|
« AAUP Homepage
|
From the General Secretary: Governance: A Practical Guide
By Mary Burgan
Faculty governance has always had its critics, from both in and outside the professoriate. And so the charges leveled against it by the Association of Governing Boards’ 1998 Statement on Institutional Governance are familiar. Shared governance can be inefficient, inflexible, insular, self-protective, and tempted to assert the minor loyalties of a particular discipline rather than the good of the whole. Vices are sometimes virtues, of course, and contrariness is essential for democracy in general, and for faculty governance in particular.
In responding to criticism about the way universities run, we must consider the complexity of academic decision making. In reality, faculty governance involves many levels and many different kinds of power. In most institutions, for example, faculty themselves run things at the departmental and school levels. The power they exercise over the choice of colleagues and the standards for courses and the curriculum for their majors is assumed, with the understanding that academic programs run best when they are jealously guarded by the faculty who know about them. Departments derive their power from their specialized knowledge, but they are by this very specialization opportunistic, territorial, and provincial. Further, given the constant poverty of departments, there is competition among them for faculty lines, clerical assistance, technology upgrades, and the like.
Outside critics from the business culture rarely understand that competition is part of the dynamics of many colleges and universities. Deans and presidents expect a good department or school to bring scholarly intensity and professional credibility to the institution. It is at these levels that faculty members are apt to be most heavily invested and involved. They are willing to spend uncounted hours serving on departmental hiring, scholarship, and review committees—and then on school curriculum, tenure, promotion, and policy committees. The amount of faculty work involved in this nexus of governance is rarely acknowledged, but it gives most institutions their distinctive character. Nevertheless, it is designed to make collaboration oppositional.
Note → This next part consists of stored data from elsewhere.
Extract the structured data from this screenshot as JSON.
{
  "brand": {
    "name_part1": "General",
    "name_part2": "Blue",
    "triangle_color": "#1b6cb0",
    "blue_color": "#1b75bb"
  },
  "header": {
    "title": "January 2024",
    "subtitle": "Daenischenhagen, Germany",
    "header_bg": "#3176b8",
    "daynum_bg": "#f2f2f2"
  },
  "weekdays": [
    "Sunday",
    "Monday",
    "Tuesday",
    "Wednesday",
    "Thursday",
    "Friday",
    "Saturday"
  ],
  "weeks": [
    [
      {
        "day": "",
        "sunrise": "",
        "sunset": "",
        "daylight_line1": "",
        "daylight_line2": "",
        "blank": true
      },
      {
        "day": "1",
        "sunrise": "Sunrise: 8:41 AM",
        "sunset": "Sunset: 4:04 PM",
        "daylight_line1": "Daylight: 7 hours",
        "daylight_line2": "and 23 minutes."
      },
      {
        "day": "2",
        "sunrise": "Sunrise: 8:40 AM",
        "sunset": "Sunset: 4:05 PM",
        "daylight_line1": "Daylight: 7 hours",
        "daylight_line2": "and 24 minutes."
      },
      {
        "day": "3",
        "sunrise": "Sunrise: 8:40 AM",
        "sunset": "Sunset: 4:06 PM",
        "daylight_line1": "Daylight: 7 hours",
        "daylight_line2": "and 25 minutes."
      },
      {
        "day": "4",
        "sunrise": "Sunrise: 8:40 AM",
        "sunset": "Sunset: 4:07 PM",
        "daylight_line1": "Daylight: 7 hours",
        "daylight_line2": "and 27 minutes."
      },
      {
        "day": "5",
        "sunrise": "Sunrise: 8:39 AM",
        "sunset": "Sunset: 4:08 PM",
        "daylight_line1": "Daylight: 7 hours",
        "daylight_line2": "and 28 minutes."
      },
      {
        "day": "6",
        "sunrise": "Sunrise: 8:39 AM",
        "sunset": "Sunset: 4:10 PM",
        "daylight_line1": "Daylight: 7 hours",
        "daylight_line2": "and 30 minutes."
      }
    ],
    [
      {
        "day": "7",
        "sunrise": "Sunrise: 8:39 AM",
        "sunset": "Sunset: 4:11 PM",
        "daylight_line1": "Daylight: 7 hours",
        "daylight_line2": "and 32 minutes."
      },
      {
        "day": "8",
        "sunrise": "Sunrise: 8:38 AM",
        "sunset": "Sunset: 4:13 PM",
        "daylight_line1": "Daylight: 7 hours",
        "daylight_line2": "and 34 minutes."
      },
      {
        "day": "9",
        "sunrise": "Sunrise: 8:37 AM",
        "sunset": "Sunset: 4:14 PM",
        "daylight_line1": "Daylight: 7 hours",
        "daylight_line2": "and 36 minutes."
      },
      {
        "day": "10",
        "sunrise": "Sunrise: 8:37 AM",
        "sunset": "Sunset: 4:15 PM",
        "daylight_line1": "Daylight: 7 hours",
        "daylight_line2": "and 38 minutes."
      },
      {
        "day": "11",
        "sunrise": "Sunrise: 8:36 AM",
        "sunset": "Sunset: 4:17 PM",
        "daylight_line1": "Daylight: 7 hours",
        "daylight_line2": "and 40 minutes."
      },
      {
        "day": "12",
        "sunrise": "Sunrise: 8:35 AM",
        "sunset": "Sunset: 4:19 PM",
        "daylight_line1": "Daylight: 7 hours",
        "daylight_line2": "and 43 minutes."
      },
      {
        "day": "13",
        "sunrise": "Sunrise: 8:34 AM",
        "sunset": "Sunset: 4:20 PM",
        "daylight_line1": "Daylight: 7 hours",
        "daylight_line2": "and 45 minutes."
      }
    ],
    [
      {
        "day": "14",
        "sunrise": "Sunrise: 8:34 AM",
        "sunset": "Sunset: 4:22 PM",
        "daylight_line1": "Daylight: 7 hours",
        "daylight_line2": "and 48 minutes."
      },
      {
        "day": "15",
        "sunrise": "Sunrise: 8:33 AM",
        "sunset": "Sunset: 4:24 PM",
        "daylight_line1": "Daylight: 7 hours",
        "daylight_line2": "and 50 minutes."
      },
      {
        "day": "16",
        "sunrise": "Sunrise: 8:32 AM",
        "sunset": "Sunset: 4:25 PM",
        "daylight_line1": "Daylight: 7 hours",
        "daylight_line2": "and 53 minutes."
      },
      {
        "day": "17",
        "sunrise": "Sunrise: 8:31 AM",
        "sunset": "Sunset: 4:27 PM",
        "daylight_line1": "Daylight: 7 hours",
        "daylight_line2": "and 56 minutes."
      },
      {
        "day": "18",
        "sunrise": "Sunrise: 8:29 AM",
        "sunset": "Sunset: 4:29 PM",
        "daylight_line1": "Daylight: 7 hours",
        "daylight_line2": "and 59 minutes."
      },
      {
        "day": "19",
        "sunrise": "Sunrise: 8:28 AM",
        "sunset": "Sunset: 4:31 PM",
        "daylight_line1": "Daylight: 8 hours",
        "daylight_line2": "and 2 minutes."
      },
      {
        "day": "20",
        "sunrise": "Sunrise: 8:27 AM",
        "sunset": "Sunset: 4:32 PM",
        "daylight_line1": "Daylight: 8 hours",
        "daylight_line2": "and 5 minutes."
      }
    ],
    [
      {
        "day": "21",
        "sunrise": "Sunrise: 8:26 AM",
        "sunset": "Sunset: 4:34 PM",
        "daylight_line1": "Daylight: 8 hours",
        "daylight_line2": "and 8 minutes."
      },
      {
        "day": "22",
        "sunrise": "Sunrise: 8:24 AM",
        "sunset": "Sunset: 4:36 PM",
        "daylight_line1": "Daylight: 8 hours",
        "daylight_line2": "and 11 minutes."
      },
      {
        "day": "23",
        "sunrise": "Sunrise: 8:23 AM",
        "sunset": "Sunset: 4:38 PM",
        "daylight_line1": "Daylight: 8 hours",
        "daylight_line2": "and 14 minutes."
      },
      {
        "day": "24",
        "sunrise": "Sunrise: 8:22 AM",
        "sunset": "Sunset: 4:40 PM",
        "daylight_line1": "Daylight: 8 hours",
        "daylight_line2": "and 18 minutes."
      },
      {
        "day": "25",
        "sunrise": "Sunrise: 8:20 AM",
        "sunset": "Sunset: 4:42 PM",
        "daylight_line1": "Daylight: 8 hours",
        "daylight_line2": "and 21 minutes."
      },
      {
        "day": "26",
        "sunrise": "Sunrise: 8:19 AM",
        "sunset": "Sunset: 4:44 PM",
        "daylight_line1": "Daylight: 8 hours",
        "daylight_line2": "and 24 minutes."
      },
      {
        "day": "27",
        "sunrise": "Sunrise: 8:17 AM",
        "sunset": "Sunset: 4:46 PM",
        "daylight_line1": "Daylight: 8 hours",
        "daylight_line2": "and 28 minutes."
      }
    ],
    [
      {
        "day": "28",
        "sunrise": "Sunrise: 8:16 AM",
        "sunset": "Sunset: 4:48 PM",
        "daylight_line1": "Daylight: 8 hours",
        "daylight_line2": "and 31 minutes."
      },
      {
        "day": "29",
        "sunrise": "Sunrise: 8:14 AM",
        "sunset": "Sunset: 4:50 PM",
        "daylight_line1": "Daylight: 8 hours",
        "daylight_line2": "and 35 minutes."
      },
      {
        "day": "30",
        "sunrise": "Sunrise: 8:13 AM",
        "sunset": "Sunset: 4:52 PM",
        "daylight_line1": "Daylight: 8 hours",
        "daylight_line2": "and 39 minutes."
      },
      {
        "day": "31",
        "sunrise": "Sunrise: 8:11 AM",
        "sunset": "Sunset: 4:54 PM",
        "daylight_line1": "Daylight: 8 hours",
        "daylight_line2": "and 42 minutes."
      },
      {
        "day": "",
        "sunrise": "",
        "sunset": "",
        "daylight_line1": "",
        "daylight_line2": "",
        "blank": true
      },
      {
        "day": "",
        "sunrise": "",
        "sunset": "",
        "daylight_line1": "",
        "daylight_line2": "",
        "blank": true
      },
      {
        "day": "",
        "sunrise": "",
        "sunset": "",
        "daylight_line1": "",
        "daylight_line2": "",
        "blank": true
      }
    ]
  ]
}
It is because the disciplinary level of faculty governance is so intensively entrepreneurial that the quality of governance at the campus level should be more collaborative. Only at the campus level can faculty and administrations remedy some of the shortcomings of academe’s structural competitiveness. But the main problem with this "official" form of faculty governance is that faculty participation is lowest at the campus level. Once professors’ energies are spent in departmental administration, there is not enough left to serve at the campus level, for one thing; junior faculty, especially, avoid election to campus governance. The faculty senate may be a revered institution, but its agenda can seem removed from an assistant professor’s most pressing professional interests. Furthermore, some faculty members see the senate as a debating club where nostalgia for an earlier, more leisurely time prevails. Others may view the senate as dependent upon "professional" faculty politicians who really aspire to be deans.
Sometimes faculty senates deserve these criticisms, but mostly they tend to be loyal to the ideal of campus democracy. As the place where the good of the whole is considered by the whole, a faculty senate is essential. But it cannot be effective without reform of its two main failures—a lack of clear direction and the inefficient management of participatory time.
For the most part, the agenda for a campus needs to be set by an administration that cares about what the faculty thinks. Administrations themselves are beset by constraints of time and focus; that may be why they sometimes try to dominate issues by solving them alone. Or why they may let issues wander on their own, hoping they will wander away. The best administrations, however, predict and present problems coherently to the faculty senate.
As for the senate itself, it must respond seriously without the kind of managerial amateurity that many faculty affect. Nobody teaches governance in graduate school, and so most faculty members have only vague notions of Robert’s Rules or any other kind of order. Further, some faculty, viewing government as heartless and soulless, have a knee-jerk disdain for "management." But without some goal and design in their discussions, faculty senates can drift off into cloud-cuckoo-land. And the whole concept of governance suffers.
These problems are not insurmountable. That’s why the Association has joined with administrative colleagues to try to remedy them. We all know that the answer to problems with faculty governance is not to end it but to mend it.